Lech Wałęsa otwarcie uderzył w zmarłego ojca Mateusza Morawieckiego. Gorzkie słowa wobec Kornela Morawieckiego padły w Europejskim Centrum Solidarności w Gdańsku, gdzie przemawiał były prezydent. – To była zdrada! Bezczelna zdrada – grzmiał Lech Wałęsa.
Lech Wałęsa zaskoczył podczas piątkowego wystąpienia w Europejskim Centrum Solidarności w Gdańsku. Ojciec premiera Mateusza Morawieckiego został surowo oceniony.
Lech Wałęsa z okazji 40. rocznicy powstania konspiracyjnej Tymczasowej Komisji Koordynacyjnej NSZZ „Solidarność” zdecydował się na wyznanie na temat przeszłości. Opowiedział nie tylko o swoich motywacjach. Ujawnił prywatny stosunek względem działań ojca Mateusza Morawieckiego.
Zmarły Kornel Morawiecki nie może liczyć na ciepłe słowa z ust byłego prezydenta. Co więcej, Lech Wałęsa odniósł się do rzekomej współpracy ze Służbą Bezpieczeństwa. Czy przyznał się do bycia towarzyszem Bolkiem?
Lech Wałęsa uderzył w ojca Mateusza Morawieckiego
Lech Wałęsa nie ukrywa swojej niechęci wobec rządu PiS. Poza noszeniem wymownych koszulek z napisem „Konstytucja” były prezydent otwarcie wyraża również krytykę pod adresem władzy.
W piątek w Gdańsku padły jednak słowa, które na pewno personalnie zabolały Mateusza Morawieckiego. Lech Wałęsa skrytykował działania jego ojca.
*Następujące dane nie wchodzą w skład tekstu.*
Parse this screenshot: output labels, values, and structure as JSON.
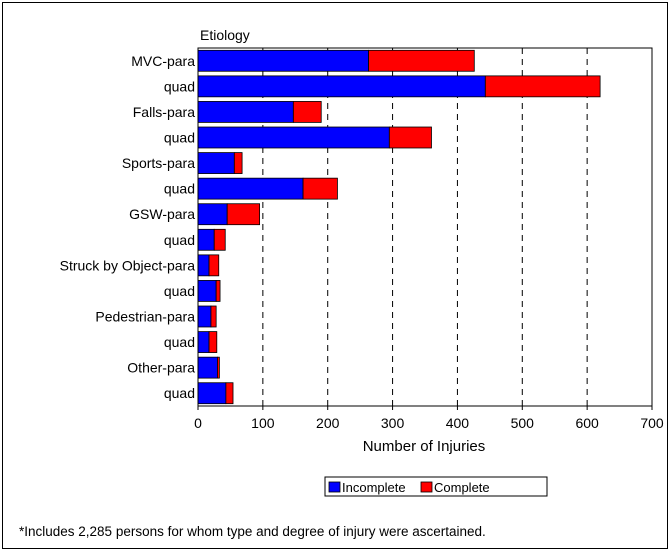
{
  "chart_data": {
    "type": "bar",
    "orientation": "horizontal",
    "stacked": true,
    "title": "Etiology",
    "xlabel": "Number of Injuries",
    "xlim": [
      0,
      700
    ],
    "xticks": [
      0,
      100,
      200,
      300,
      400,
      500,
      600,
      700
    ],
    "grid": "vertical dashed",
    "categories": [
      "MVC-para",
      "quad",
      "Falls-para",
      "quad",
      "Sports-para",
      "quad",
      "GSW-para",
      "quad",
      "Struck by Object-para",
      "quad",
      "Pedestrian-para",
      "quad",
      "Other-para",
      "quad"
    ],
    "series": [
      {
        "name": "Incomplete",
        "color": "#0000ff",
        "values": [
          263,
          443,
          147,
          295,
          56,
          162,
          45,
          25,
          17,
          28,
          20,
          17,
          30,
          43
        ]
      },
      {
        "name": "Complete",
        "color": "#ff0000",
        "values": [
          163,
          177,
          43,
          65,
          12,
          53,
          50,
          17,
          15,
          6,
          8,
          12,
          3,
          11
        ]
      }
    ],
    "legend_position": "bottom"
  },
  "footnote": "*Includes 2,285 persons for whom type and degree of injury were ascertained."
}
Były prezydent otwarcie przyznał, że rewolucja, w której uczestniczył ma kilka wad. – Parę rzeczy poszło nie tak jak trzeba – oświadczył.
Jedną z tych „rzeczy” było postępowanie Kornela Morawieckiego. – W tych trudnych czasach stanu wojennego jesteśmy internowani, a paru kolesi zakłada Solidarność Walczącą. To była zdrada! Bezczelna zdrada – grzmiał Lech Wałęsa.
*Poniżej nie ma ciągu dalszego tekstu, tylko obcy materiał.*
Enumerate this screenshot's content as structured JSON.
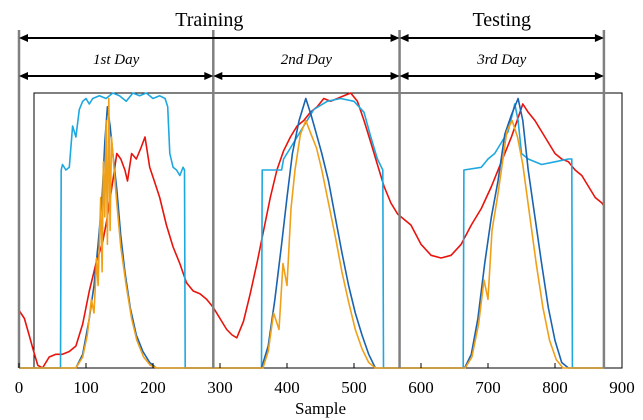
{
  "chart_data": {
    "type": "line",
    "title": "",
    "xlabel": "Sample",
    "ylabel": "",
    "xlim": [
      0,
      900
    ],
    "ylim": [
      0,
      1
    ],
    "grid": false,
    "legend": "none",
    "x_ticks": [
      "0",
      "100",
      "200",
      "300",
      "400",
      "500",
      "600",
      "700",
      "800",
      "900"
    ],
    "x_tick_values": [
      0,
      100,
      200,
      300,
      400,
      500,
      600,
      700,
      800,
      900
    ],
    "annotations": {
      "phases": [
        {
          "label": "Training",
          "from": 0,
          "to": 568
        },
        {
          "label": "Testing",
          "from": 568,
          "to": 873
        }
      ],
      "days": [
        {
          "label": "1st Day",
          "from": 0,
          "to": 290
        },
        {
          "label": "2nd Day",
          "from": 290,
          "to": 568
        },
        {
          "label": "3rd Day",
          "from": 568,
          "to": 873
        }
      ],
      "dividers_x": [
        0,
        290,
        568,
        873
      ]
    },
    "series": [
      {
        "color": "#e8140c",
        "points": [
          [
            0,
            0.21
          ],
          [
            8,
            0.18
          ],
          [
            15,
            0.12
          ],
          [
            22,
            0.06
          ],
          [
            28,
            0.01
          ],
          [
            35,
            0.0
          ],
          [
            45,
            0.04
          ],
          [
            55,
            0.05
          ],
          [
            65,
            0.05
          ],
          [
            75,
            0.06
          ],
          [
            85,
            0.08
          ],
          [
            95,
            0.16
          ],
          [
            105,
            0.28
          ],
          [
            115,
            0.38
          ],
          [
            125,
            0.46
          ],
          [
            132,
            0.55
          ],
          [
            140,
            0.68
          ],
          [
            146,
            0.78
          ],
          [
            152,
            0.76
          ],
          [
            158,
            0.72
          ],
          [
            162,
            0.68
          ],
          [
            168,
            0.78
          ],
          [
            175,
            0.76
          ],
          [
            182,
            0.8
          ],
          [
            188,
            0.84
          ],
          [
            195,
            0.73
          ],
          [
            202,
            0.68
          ],
          [
            210,
            0.62
          ],
          [
            220,
            0.52
          ],
          [
            230,
            0.44
          ],
          [
            240,
            0.38
          ],
          [
            250,
            0.31
          ],
          [
            260,
            0.28
          ],
          [
            270,
            0.27
          ],
          [
            280,
            0.25
          ],
          [
            290,
            0.22
          ],
          [
            300,
            0.18
          ],
          [
            310,
            0.14
          ],
          [
            318,
            0.12
          ],
          [
            325,
            0.11
          ],
          [
            335,
            0.17
          ],
          [
            345,
            0.27
          ],
          [
            355,
            0.38
          ],
          [
            365,
            0.5
          ],
          [
            375,
            0.62
          ],
          [
            385,
            0.72
          ],
          [
            395,
            0.79
          ],
          [
            405,
            0.84
          ],
          [
            415,
            0.88
          ],
          [
            425,
            0.9
          ],
          [
            435,
            0.93
          ],
          [
            445,
            0.95
          ],
          [
            455,
            0.98
          ],
          [
            465,
            0.97
          ],
          [
            475,
            0.98
          ],
          [
            485,
            0.99
          ],
          [
            495,
            1.0
          ],
          [
            505,
            0.97
          ],
          [
            515,
            0.9
          ],
          [
            525,
            0.82
          ],
          [
            535,
            0.74
          ],
          [
            545,
            0.66
          ],
          [
            555,
            0.6
          ],
          [
            565,
            0.56
          ],
          [
            575,
            0.54
          ],
          [
            585,
            0.52
          ],
          [
            600,
            0.45
          ],
          [
            615,
            0.41
          ],
          [
            630,
            0.4
          ],
          [
            645,
            0.41
          ],
          [
            660,
            0.45
          ],
          [
            675,
            0.52
          ],
          [
            690,
            0.58
          ],
          [
            705,
            0.66
          ],
          [
            720,
            0.75
          ],
          [
            735,
            0.84
          ],
          [
            745,
            0.91
          ],
          [
            752,
            0.96
          ],
          [
            760,
            0.93
          ],
          [
            770,
            0.9
          ],
          [
            780,
            0.86
          ],
          [
            790,
            0.82
          ],
          [
            800,
            0.78
          ],
          [
            810,
            0.76
          ],
          [
            820,
            0.75
          ],
          [
            830,
            0.72
          ],
          [
            840,
            0.7
          ],
          [
            850,
            0.66
          ],
          [
            860,
            0.62
          ],
          [
            870,
            0.6
          ],
          [
            873,
            0.59
          ]
        ]
      },
      {
        "color": "#1ea8e0",
        "points": [
          [
            0,
            0.0
          ],
          [
            62,
            0.0
          ],
          [
            63,
            0.72
          ],
          [
            65,
            0.74
          ],
          [
            70,
            0.72
          ],
          [
            75,
            0.73
          ],
          [
            80,
            0.88
          ],
          [
            85,
            0.84
          ],
          [
            90,
            0.94
          ],
          [
            95,
            0.97
          ],
          [
            100,
            0.98
          ],
          [
            105,
            0.96
          ],
          [
            110,
            0.98
          ],
          [
            120,
            0.99
          ],
          [
            130,
            0.98
          ],
          [
            140,
            1.0
          ],
          [
            150,
            0.99
          ],
          [
            160,
            0.97
          ],
          [
            170,
            1.0
          ],
          [
            180,
            0.99
          ],
          [
            190,
            1.0
          ],
          [
            200,
            0.98
          ],
          [
            210,
            0.99
          ],
          [
            218,
            0.98
          ],
          [
            222,
            0.95
          ],
          [
            225,
            0.78
          ],
          [
            230,
            0.73
          ],
          [
            235,
            0.72
          ],
          [
            240,
            0.7
          ],
          [
            245,
            0.73
          ],
          [
            247,
            0.72
          ],
          [
            248,
            0.0
          ],
          [
            362,
            0.0
          ],
          [
            363,
            0.72
          ],
          [
            392,
            0.72
          ],
          [
            395,
            0.76
          ],
          [
            405,
            0.8
          ],
          [
            420,
            0.86
          ],
          [
            440,
            0.94
          ],
          [
            460,
            0.97
          ],
          [
            480,
            0.98
          ],
          [
            500,
            0.97
          ],
          [
            515,
            0.93
          ],
          [
            525,
            0.84
          ],
          [
            535,
            0.76
          ],
          [
            543,
            0.72
          ],
          [
            544,
            0.0
          ],
          [
            663,
            0.0
          ],
          [
            664,
            0.72
          ],
          [
            690,
            0.73
          ],
          [
            700,
            0.76
          ],
          [
            710,
            0.78
          ],
          [
            720,
            0.82
          ],
          [
            730,
            0.86
          ],
          [
            740,
            0.96
          ],
          [
            745,
            0.9
          ],
          [
            750,
            0.78
          ],
          [
            760,
            0.76
          ],
          [
            780,
            0.74
          ],
          [
            800,
            0.75
          ],
          [
            820,
            0.76
          ],
          [
            825,
            0.76
          ],
          [
            826,
            0.0
          ],
          [
            873,
            0.0
          ]
        ]
      },
      {
        "color": "#1a63b0",
        "points": [
          [
            0,
            0.0
          ],
          [
            85,
            0.0
          ],
          [
            95,
            0.05
          ],
          [
            105,
            0.18
          ],
          [
            112,
            0.3
          ],
          [
            118,
            0.45
          ],
          [
            124,
            0.62
          ],
          [
            128,
            0.82
          ],
          [
            132,
            0.95
          ],
          [
            136,
            0.88
          ],
          [
            140,
            0.78
          ],
          [
            146,
            0.65
          ],
          [
            152,
            0.48
          ],
          [
            158,
            0.35
          ],
          [
            166,
            0.22
          ],
          [
            175,
            0.12
          ],
          [
            185,
            0.06
          ],
          [
            195,
            0.02
          ],
          [
            205,
            0.0
          ],
          [
            250,
            0.0
          ],
          [
            362,
            0.0
          ],
          [
            372,
            0.08
          ],
          [
            382,
            0.25
          ],
          [
            392,
            0.45
          ],
          [
            400,
            0.62
          ],
          [
            408,
            0.78
          ],
          [
            418,
            0.9
          ],
          [
            428,
            0.98
          ],
          [
            436,
            0.92
          ],
          [
            444,
            0.85
          ],
          [
            452,
            0.78
          ],
          [
            462,
            0.68
          ],
          [
            472,
            0.55
          ],
          [
            482,
            0.42
          ],
          [
            492,
            0.3
          ],
          [
            502,
            0.2
          ],
          [
            512,
            0.12
          ],
          [
            522,
            0.05
          ],
          [
            532,
            0.0
          ],
          [
            544,
            0.0
          ],
          [
            665,
            0.0
          ],
          [
            675,
            0.05
          ],
          [
            685,
            0.18
          ],
          [
            695,
            0.38
          ],
          [
            705,
            0.55
          ],
          [
            715,
            0.68
          ],
          [
            725,
            0.85
          ],
          [
            735,
            0.92
          ],
          [
            745,
            0.98
          ],
          [
            752,
            0.9
          ],
          [
            760,
            0.72
          ],
          [
            770,
            0.55
          ],
          [
            780,
            0.38
          ],
          [
            790,
            0.22
          ],
          [
            800,
            0.1
          ],
          [
            810,
            0.02
          ],
          [
            820,
            0.0
          ],
          [
            873,
            0.0
          ]
        ]
      },
      {
        "color": "#f0a018",
        "points": [
          [
            0,
            0.0
          ],
          [
            85,
            0.0
          ],
          [
            95,
            0.04
          ],
          [
            102,
            0.12
          ],
          [
            108,
            0.25
          ],
          [
            112,
            0.2
          ],
          [
            116,
            0.4
          ],
          [
            118,
            0.3
          ],
          [
            122,
            0.62
          ],
          [
            124,
            0.35
          ],
          [
            126,
            0.75
          ],
          [
            128,
            0.55
          ],
          [
            130,
            0.9
          ],
          [
            132,
            0.45
          ],
          [
            134,
            0.98
          ],
          [
            136,
            0.5
          ],
          [
            138,
            0.84
          ],
          [
            140,
            0.78
          ],
          [
            146,
            0.6
          ],
          [
            152,
            0.44
          ],
          [
            160,
            0.3
          ],
          [
            168,
            0.18
          ],
          [
            176,
            0.1
          ],
          [
            186,
            0.04
          ],
          [
            196,
            0.01
          ],
          [
            206,
            0.0
          ],
          [
            250,
            0.0
          ],
          [
            364,
            0.0
          ],
          [
            372,
            0.06
          ],
          [
            380,
            0.2
          ],
          [
            388,
            0.14
          ],
          [
            394,
            0.38
          ],
          [
            400,
            0.3
          ],
          [
            406,
            0.58
          ],
          [
            412,
            0.72
          ],
          [
            420,
            0.85
          ],
          [
            428,
            0.9
          ],
          [
            436,
            0.85
          ],
          [
            444,
            0.8
          ],
          [
            452,
            0.72
          ],
          [
            462,
            0.6
          ],
          [
            472,
            0.48
          ],
          [
            482,
            0.35
          ],
          [
            492,
            0.24
          ],
          [
            502,
            0.14
          ],
          [
            512,
            0.07
          ],
          [
            522,
            0.02
          ],
          [
            532,
            0.0
          ],
          [
            544,
            0.0
          ],
          [
            666,
            0.0
          ],
          [
            676,
            0.04
          ],
          [
            686,
            0.16
          ],
          [
            694,
            0.32
          ],
          [
            700,
            0.25
          ],
          [
            706,
            0.5
          ],
          [
            714,
            0.62
          ],
          [
            720,
            0.72
          ],
          [
            728,
            0.86
          ],
          [
            736,
            0.9
          ],
          [
            744,
            0.84
          ],
          [
            752,
            0.74
          ],
          [
            762,
            0.56
          ],
          [
            772,
            0.38
          ],
          [
            782,
            0.22
          ],
          [
            792,
            0.1
          ],
          [
            802,
            0.03
          ],
          [
            812,
            0.0
          ],
          [
            873,
            0.0
          ]
        ]
      }
    ]
  }
}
– Cała nasza rewolucja była po to, byśmy zbudowali nowy porządek, by lepsze były Europa i świat. Pierwsza rzecz nam się udała, druga nie wychodzi – dodał były prezydent w Europejskim Centrum Solidarności.
Lech Wałęsa odniósł się do współpracy z SB
Przytyków w stronę Kornela Morawieckiego było jednak więcej. Poza mocnym oskarżeniem o zdradę protestujących stoczniowców, Lech Wałęsa uważa, że to właśnie ojciec Mateusza Morawieckiego odpowiedzialny jest za oczernianie go w kwestii bycia towarzyszem Bolkiem.
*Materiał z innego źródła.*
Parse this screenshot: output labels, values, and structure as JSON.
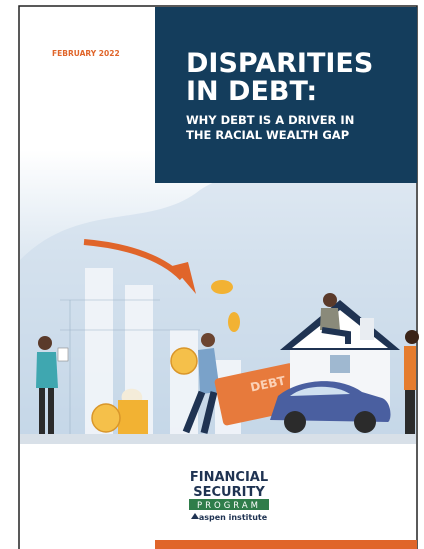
{
  "cover": {
    "date": "FEBRUARY 2022",
    "title_lines": [
      "DISPARITIES",
      "IN DEBT:"
    ],
    "subtitle_lines": [
      "WHY DEBT IS A DRIVER IN",
      "THE RACIAL WEALTH GAP"
    ],
    "illustration": {
      "card_label": "DEBT"
    },
    "logo": {
      "lines": [
        "FINANCIAL",
        "SECURITY"
      ],
      "program": "PROGRAM",
      "institute": "aspen institute"
    }
  }
}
– I zdrajcy potem agentami kogoś nazywają – mówił wyraźnie oburzony Lech Wałęsa. – Żeby było jasne: nigdy na nikogo słowa nie powiedziałem, żadnym agentem nie byłem – dodał były prezydent.
Lech Wałęsa zapowiedział tyradę zarzutów pod adresem ojca Mateusza Morawieckiego już na początku wystąpienia. Wskazał, że chciałby „wyczyścić niektóre sytuacje”. Pytanie brzmi, czy taki sposób „czyszczenia” przypadł do gustu premierowi, synowi zmarłego Kornela Morawieckiego.